To test whether apps were generating logs, test apps were deployed to TAS and ISO; we executed a "cf logs APPNAME" to the apps and collected logs. We restarted the app while the "cf logs" command was tailing the logs in order to be sure that log entries were being created. We noted that for some calls to the app, the "start_time" parameter was a negative number, meaning it was in the past from a system point of view.

Retrieving logs for app PCF-spring-music-iso1 in org pubtest / space dev as smoke_tests...

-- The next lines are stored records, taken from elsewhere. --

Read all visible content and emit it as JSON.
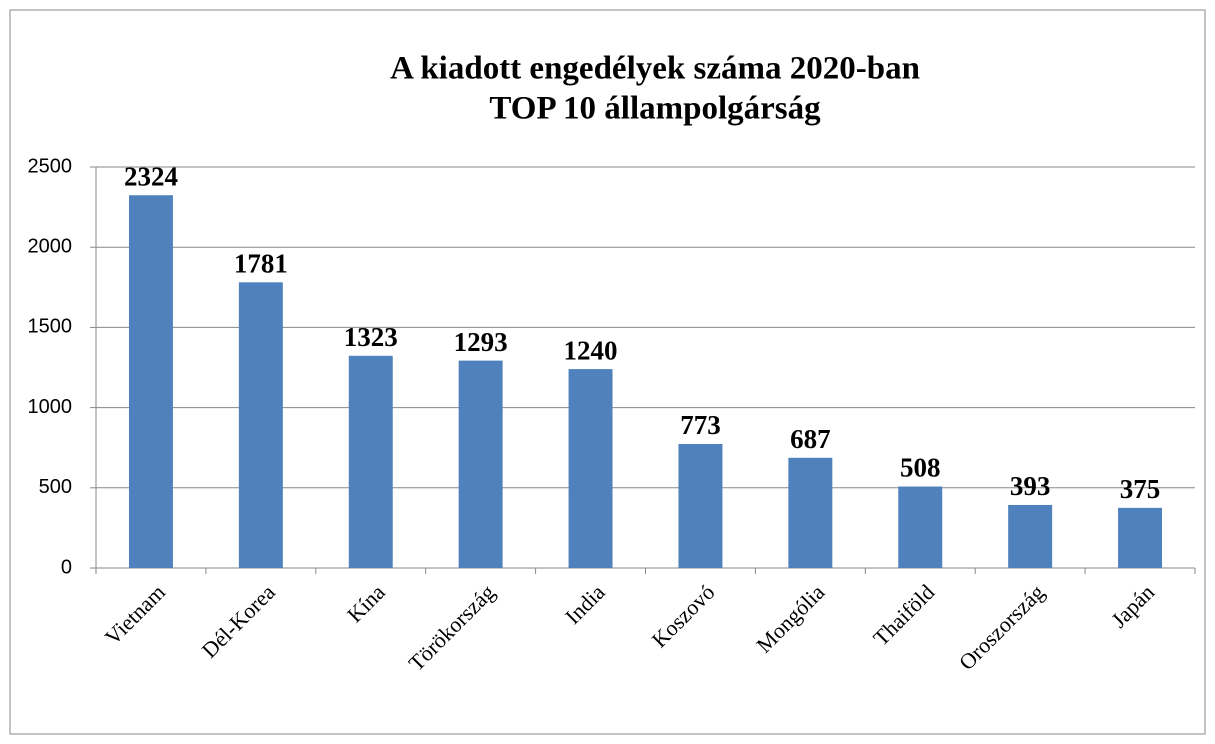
{
  "chart_data": {
    "type": "bar",
    "title": [
      "A kiadott engedélyek száma 2020-ban",
      "TOP 10 állampolgárság"
    ],
    "categories": [
      "Vietnam",
      "Dél-Korea",
      "Kína",
      "Törökország",
      "India",
      "Koszovó",
      "Mongólia",
      "Thaiföld",
      "Oroszország",
      "Japán"
    ],
    "values": [
      2324,
      1781,
      1323,
      1293,
      1240,
      773,
      687,
      508,
      393,
      375
    ],
    "color": "#4f81bd",
    "ylim": [
      0,
      2500
    ],
    "yticks": [
      0,
      500,
      1000,
      1500,
      2000,
      2500
    ],
    "grid": true
  }
}
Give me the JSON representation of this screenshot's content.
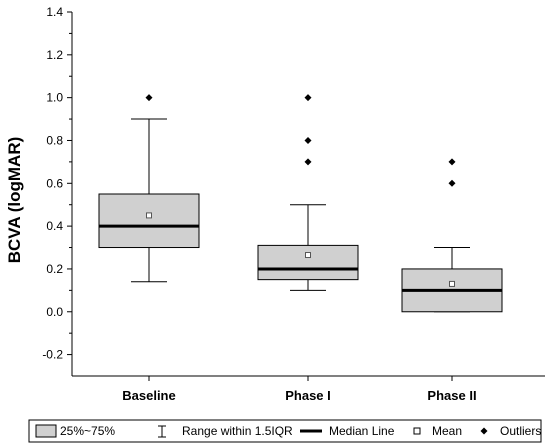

REQUEST: [2025-02-18T16:56:11-06:00]
GET /api/v1/read/xxxxxxxx-xxxx-xxxx-xxxx-xxxxxxxxxxxx?descending=true&limit=1&start_time=-6795364578871345152 HTTP/1.1
Host: log-cache.system-domain.example.com
Authorization: [PRIVATE DATA HIDDEN]

RESPONSE: [2025-02-18T16:56:11-06:00]
HTTP/1.1 200 OK
Grpc-Metadata-Content-Type: application/grpc
X-Vcap-Request-Id: xxxxxxxx-xxxx-xxxx-xxxx-xxxxxxxxxxxx
Content-Length: 978
Content-Type: application/json
Date: Tue, 18 Feb 2025 22:54:18 GMT

Cause

The failure to retrieve logs is a known issue when the system time of the system running the cf logs command is in the past:

https://github.com/cloudfoundry/cli/issues/1929

Resolution

To solve this, it is imperative to debug the time sync / NTP configuration in your foundation.

Make sure that the value for "NTP Server" is correct in the BOSH Director tile, Director Config tab:

Apply changes to all relevant tiles, selecting the "Recreate VMs deployed by the BOSH Director" checkbox:

To confirm that the configured value for the NTP server has been populated, you can inspect this file on each VM:

/etc/chrony/sources.d/bosh.sources

To check the time sync status of VMs, use the following command, substituting the desired deployment and job names:

Examples:

bosh -d cf-xxxxxxxxxxxxxxxxxxxx ssh clock_global -c "timedatectl status"
bosh -d cf-xxxxxxxxxxxxxxxxxxxx ssh diego_cell -c "timedatectl status"

bosh -d p-isolation-segment-xxxxxxxxxxxxxxxxxxxx ssh isolated_router -c "timedatectl status"
bosh -d p-isolation-segment-xxxxxxxxxxxxxxxxxxxx ssh isolated_diego_cell -c "timedatectl status"